Note that an honest parachain validator can back up the pieces, before she sends them out to validators, at a (random or preferably trusted) full node of the parachain before sending them out to the validators. If the parachain validator is AWOL that parachain full node can distribute that piece to all full nodes of the parachain who can respond to requests from validators that are requesting missing erasure coded pieces.

Current implementation in Polkodot PoC-4

Polkadot is currently using Reed-Solomon encoding of $(n, f+1)$ over Finite Field of $2^{16}$ elements where $n$ is the number of relay chain validators and $f=\lfloor\frac{n-1}{3}\rfloor$ to implement the availability scheme. Every parachain block is encoded by SCALE codec and is possibly padded to make sure that the encoded data is of even length.

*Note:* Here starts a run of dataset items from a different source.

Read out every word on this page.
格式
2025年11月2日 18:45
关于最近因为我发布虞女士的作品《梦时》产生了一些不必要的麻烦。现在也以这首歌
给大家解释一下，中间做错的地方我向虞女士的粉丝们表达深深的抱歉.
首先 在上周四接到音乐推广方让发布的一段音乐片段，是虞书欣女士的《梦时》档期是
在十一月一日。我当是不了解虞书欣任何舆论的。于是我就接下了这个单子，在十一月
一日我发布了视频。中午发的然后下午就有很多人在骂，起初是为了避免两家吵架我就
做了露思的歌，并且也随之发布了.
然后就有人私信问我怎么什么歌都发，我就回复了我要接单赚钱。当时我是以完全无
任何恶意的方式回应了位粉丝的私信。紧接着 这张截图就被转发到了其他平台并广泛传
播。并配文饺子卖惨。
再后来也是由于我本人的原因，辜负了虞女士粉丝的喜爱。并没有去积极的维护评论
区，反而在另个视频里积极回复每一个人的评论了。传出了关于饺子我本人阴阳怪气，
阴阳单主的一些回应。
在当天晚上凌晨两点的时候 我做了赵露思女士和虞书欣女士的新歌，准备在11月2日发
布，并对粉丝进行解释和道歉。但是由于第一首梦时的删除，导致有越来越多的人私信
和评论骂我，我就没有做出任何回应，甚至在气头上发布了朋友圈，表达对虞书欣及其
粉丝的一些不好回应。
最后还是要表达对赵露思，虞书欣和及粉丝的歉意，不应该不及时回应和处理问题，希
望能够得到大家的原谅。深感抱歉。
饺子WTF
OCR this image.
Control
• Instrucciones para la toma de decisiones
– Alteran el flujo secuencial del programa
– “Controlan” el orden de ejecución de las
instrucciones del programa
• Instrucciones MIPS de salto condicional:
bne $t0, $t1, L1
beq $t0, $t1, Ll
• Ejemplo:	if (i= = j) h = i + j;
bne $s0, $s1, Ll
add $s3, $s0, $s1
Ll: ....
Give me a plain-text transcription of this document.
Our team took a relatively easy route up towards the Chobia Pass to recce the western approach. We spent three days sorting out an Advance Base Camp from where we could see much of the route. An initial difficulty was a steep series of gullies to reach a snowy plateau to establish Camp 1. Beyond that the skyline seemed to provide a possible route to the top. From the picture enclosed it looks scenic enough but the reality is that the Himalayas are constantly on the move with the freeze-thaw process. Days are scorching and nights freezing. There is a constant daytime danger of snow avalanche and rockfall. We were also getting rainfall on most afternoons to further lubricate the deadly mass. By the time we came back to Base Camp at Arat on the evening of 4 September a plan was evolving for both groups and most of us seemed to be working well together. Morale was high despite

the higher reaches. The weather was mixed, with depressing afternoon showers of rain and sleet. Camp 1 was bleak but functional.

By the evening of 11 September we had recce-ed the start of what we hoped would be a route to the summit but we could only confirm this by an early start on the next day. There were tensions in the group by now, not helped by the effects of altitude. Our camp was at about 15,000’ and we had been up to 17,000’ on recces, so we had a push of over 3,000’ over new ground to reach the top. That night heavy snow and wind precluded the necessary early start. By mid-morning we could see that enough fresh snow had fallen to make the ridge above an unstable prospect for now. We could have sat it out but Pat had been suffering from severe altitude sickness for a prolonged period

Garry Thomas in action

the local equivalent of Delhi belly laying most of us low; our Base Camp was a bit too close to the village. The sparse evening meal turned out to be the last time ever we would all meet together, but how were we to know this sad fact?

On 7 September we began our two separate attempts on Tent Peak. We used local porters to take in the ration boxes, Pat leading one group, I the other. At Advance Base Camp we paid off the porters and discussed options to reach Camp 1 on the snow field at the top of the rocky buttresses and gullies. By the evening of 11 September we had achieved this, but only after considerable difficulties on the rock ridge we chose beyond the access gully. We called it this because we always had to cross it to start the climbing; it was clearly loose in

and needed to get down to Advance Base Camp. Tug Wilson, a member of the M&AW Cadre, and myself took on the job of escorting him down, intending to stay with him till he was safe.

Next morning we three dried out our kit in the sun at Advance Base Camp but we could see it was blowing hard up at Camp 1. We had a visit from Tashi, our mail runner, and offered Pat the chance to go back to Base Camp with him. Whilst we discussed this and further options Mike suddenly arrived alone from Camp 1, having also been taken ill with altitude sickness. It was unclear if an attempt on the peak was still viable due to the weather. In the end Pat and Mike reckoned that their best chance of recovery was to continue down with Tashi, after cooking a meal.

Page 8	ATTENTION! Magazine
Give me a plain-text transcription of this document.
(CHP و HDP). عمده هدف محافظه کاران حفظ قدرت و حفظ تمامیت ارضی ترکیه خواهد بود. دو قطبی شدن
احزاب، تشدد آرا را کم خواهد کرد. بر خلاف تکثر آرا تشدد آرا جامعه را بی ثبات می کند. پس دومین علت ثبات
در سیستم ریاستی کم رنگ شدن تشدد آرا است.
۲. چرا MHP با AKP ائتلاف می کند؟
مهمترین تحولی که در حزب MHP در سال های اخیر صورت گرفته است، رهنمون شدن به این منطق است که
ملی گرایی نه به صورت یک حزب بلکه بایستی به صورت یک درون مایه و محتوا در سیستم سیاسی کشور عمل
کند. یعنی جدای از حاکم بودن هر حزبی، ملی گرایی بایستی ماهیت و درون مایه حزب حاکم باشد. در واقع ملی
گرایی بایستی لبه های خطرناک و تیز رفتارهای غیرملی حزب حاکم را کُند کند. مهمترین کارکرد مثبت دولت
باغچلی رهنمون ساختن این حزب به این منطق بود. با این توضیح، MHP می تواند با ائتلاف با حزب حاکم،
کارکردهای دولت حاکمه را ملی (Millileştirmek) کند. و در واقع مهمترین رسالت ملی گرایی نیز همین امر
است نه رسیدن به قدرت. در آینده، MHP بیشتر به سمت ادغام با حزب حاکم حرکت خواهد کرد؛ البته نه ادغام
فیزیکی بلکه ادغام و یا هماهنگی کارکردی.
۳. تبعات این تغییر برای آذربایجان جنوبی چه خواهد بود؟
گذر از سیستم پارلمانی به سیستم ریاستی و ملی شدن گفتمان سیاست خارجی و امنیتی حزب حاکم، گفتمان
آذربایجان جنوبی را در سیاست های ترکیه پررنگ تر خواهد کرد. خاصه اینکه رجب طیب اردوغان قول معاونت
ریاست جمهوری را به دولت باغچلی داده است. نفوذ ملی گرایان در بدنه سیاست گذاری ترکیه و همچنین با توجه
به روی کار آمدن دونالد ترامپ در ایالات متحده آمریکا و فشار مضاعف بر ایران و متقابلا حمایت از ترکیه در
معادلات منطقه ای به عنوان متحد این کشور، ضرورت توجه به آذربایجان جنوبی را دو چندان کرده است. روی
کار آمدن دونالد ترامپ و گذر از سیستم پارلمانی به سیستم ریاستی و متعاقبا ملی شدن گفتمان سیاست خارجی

The block then is seen as a sequence of two-byte chunks each representing an element of $GF(2^{16})$. The sequence is broken into $f+1$-length subsequences where the final subsequence is also padded by 0 to make it of consistent length with the other subsequences. Each subsequence is treated as a message word and is encoded using Reed-Solomon $(n,f+1)$ encoding into an n-tuple codeword vector whose elements are distributed between the validators. In this way, each subset of $f+1$ validators can reconstruct all of the $f+1$ subsequences and hence reconstruct the original parachain block.

Notes from the ICMP workshop

Let us assume an availability guarantor is a validator that has received an erasure coded piece according to the availabilty scheme.

We use [n, f+1] erasure coding where n=3f+1 and is the number of pieces and corresponding AGs. We can tolerate slightly under a third of validators being malicious. Each AG will store 1/(f+1) erasure coded pieces of each blob.

AG (validators that hold a erasured coded piece) are also GRANDPA validators.

Terminology: AG: Availability guarantor PV: Parachain validator BA: Block author PoV: Proof of Validity (a block candidate plus all witness data in order to let a stateless (light) client execute it) RC: Relay chain

  1. Parachain validators or collator do the deterministic coding of the data (PoV ++ Outgoing Messages) and combine into a merkle tree, whose root is committed to in the PoV candidate and block
  2. BA authors a block with various attested-to candidates (see above steps)
  3. Each AG asks for their piece of the erasure coding from the PVs or the collator. In practice, the PVs may send them out pre-emptively.
  4. AGs, when acting as GRANDPA voters, do not vote for a block unless they have ensured availability of their piece. This guarantees that we never finalize anything which is unavailable.
  5. BAs, when authoring, should not build on chains where they do not have their piece of data available in each unfinalized block (perhaps excepting recent blocks).
    • If BAs are unpredictable then this should help ensure that the longest chain tends to have available data.
    • If BAs are not AGs they should be requesting random pieces of the coding.

The difficulty lies in step 3; distributing the correct pieces to all correct AGs will be difficult and will require targeted messaging infrastructure.

Fishermen requesting f+1 pieces in order to check the constructed data is valid will be similarly difficult.

We may still need the attestation game for liveness.

This scheme is inspired by the less GRANDPA specific Fraud Proofs paper.

Unlike the fraud proofs paper, we don’t currently make use of a 2-dimensional coding. The 2-dimensional coding gives small fraud proof transactions from a small fraction of the shares, while our variant requires reconstructing the whole data. It’s impossible to verify the block’s correctness without reconstruction though anyways. Also, the Fraud Proofs paper is randomized which unties them from our f+1 paramater. We could devise a deterministic variant of the Fraud Proofs paper.

We expect these fraud proof transactions to be very unlikely (especially with rule #5). As an alternative optimization, we could employ a zero-knowledge proof that some f+1 erasure coded pieces reconstructs to something different than the attested-to data hash. With SNARKS, if the codes are instantiated with polynomials over the right field, they can be efficiently evaluated within a proof circuit.